My favorite events in the Summer Olympics are gymnastics and synchronized high dive. But after reading this Grantland piece on rhythmic gymnastics I’m intrigued and terrified:
And yes, you’re going to find no shortage of blog posts harrumphing that it’s “not a sport” and “they’re just ballet dancers,” etc. Dude, do you realize fox hunting used to be considered a sport? The point being that the definition of “sport” is big and porous and fabulously imprecise, and there’s no reason for it not to be, and RG great Evgeniya Kanaeva, who’s one of the favorites in London, can do stuff like “throw a ball 40 feet in the air and catch it on the small of her back while balancing on the tips of her toes on one foot with the other leg in the air.” I have no time for anyone who would rather defend the silos and find a reason to exclude RG than just shut up and marvel at it. Also, I have seen how ballet dancers train, and if ballet dancers decide to call themselves athletes … well, as far as I’m concerned ballet dancers get to call themselves anything they want. The top RGers work as hard as, and with as punishing and disciplined a perfectionism as, any elite athlete. Bro, trust me: That shit is unreal.
Via Flowing Data, I found great coverage from the NYT that will make you fall in love with any of the sports they profiled. They show beautiful breakdowns of the biomechanics of a number of the events. Squee!
And just purely in the name of delight: this mashed together speech by Boris Johnson slamming the Olympics:
And the final link is not strictly Olympics-related, but the New Yorker‘s recent feature on strongmen competitions was so excellent and surreal, that I can’t resist the excuse to link it.
For a long time, strongmen didn’t bother with specialized training. When CBS televised the first World’s Strongest Man contest from Universal Studios, in 1977, the competitors all came from other sports. There were bodybuilders like Lou Ferrigno, football players like Robert Young, and weight lifters like Bruce Wilhelm, who won the contest. Even later, when the dilettantes had mostly dropped out of contention, there was no standardized equipment. Shaw had to cast his own Manhood Stones from a plastic mold, and he practiced the Keg Toss in his parents’ back yard, in a large sandpit that they’d built for volleyball. “Even ten or twelve years ago, you wouldn’t have had a place like this,” he told me at his gym. “But a guy can’t just come in off the street anymore and be amazing.” These days, most of Shaw’s equipment is custom-forged by a local company called Redd Iron; his diet and his workout clothes are subsidized by his sponsor, the supplement maker MHP—short for Maximum Human Performance.

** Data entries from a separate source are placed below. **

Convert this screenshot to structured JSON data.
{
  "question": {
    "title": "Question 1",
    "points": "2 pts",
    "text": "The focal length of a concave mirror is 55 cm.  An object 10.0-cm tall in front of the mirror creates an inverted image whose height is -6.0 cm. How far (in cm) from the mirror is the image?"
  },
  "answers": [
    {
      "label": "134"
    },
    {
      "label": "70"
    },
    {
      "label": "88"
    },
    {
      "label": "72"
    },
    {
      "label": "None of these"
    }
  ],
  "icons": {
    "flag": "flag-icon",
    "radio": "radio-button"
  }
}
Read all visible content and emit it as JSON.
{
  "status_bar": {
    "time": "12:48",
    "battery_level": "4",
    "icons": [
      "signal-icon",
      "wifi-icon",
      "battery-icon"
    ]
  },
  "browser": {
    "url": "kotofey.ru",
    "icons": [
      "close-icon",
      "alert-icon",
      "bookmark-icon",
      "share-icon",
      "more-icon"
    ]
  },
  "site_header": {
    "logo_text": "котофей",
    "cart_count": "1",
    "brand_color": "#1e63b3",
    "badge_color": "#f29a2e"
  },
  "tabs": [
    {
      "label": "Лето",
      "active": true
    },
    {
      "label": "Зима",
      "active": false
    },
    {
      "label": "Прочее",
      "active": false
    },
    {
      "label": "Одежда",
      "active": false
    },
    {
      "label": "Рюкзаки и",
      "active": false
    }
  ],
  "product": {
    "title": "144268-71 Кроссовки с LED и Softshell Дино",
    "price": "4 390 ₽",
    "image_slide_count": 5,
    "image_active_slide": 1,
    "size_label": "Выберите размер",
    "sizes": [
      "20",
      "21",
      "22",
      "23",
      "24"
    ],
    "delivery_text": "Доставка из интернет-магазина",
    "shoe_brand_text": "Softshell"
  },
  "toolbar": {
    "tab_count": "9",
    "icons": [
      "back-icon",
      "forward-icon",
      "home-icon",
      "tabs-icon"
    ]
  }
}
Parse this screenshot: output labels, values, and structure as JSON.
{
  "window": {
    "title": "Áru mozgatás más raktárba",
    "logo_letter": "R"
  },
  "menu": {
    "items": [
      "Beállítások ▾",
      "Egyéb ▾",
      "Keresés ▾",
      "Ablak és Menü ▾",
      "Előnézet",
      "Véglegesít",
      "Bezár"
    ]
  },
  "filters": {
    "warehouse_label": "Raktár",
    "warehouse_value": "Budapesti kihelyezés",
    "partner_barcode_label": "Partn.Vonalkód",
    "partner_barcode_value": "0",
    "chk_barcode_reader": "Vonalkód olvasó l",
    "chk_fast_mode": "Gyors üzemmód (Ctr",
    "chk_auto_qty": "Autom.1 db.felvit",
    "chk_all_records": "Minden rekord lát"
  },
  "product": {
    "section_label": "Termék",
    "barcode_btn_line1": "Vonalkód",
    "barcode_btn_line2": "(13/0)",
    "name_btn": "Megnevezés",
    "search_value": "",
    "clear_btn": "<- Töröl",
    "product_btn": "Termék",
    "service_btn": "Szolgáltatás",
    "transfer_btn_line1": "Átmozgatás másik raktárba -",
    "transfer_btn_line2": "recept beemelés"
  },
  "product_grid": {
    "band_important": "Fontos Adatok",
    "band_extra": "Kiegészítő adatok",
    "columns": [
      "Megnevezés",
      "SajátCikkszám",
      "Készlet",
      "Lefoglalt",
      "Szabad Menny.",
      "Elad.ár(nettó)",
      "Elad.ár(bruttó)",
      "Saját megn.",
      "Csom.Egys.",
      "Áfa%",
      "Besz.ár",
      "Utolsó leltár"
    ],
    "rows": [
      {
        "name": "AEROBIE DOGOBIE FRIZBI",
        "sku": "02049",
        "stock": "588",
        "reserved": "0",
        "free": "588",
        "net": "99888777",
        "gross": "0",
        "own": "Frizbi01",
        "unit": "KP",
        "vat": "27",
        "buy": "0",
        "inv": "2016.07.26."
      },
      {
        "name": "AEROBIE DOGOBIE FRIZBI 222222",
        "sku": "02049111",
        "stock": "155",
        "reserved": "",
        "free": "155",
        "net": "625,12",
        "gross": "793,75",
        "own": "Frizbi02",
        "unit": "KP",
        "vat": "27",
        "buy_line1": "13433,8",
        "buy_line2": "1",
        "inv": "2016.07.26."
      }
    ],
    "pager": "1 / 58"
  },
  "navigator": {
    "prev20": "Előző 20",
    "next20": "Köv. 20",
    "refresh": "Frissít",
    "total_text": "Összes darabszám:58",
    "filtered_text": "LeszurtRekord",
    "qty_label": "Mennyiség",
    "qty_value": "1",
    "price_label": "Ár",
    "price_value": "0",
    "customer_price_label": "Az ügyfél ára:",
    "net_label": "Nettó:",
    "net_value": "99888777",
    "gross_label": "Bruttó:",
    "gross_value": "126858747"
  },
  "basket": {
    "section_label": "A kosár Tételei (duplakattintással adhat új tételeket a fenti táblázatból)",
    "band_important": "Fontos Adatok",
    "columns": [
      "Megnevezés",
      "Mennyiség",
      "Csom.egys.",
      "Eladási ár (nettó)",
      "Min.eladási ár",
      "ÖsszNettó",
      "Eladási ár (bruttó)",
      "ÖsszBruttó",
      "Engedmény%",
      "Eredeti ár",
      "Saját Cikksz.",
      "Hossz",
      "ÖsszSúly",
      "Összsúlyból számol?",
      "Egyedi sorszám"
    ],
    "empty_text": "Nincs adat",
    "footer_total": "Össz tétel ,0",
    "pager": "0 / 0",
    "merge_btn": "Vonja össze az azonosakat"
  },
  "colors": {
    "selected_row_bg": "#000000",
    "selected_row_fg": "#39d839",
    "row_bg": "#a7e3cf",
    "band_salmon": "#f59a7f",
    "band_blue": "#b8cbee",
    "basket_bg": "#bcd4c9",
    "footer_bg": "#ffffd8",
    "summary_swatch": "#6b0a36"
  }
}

“I see guys accomplish things that are just blowing my mind,” Dennis Rogers, a grip master in the tradition of Thomas Inch, told me. Although the lifts vary from contest to contest, the most popular strongman events and records are now well established, and the latest feats circulate instantly on YouTube. “The weights they’re moving, the dead lifts they’re doing, the things they carry—it wasn’t until 1953 that the first five-hundred-pound bench press was done,” Rogers said. “Today, you have guys who are doing a thousand pounds. How much can the human body take?”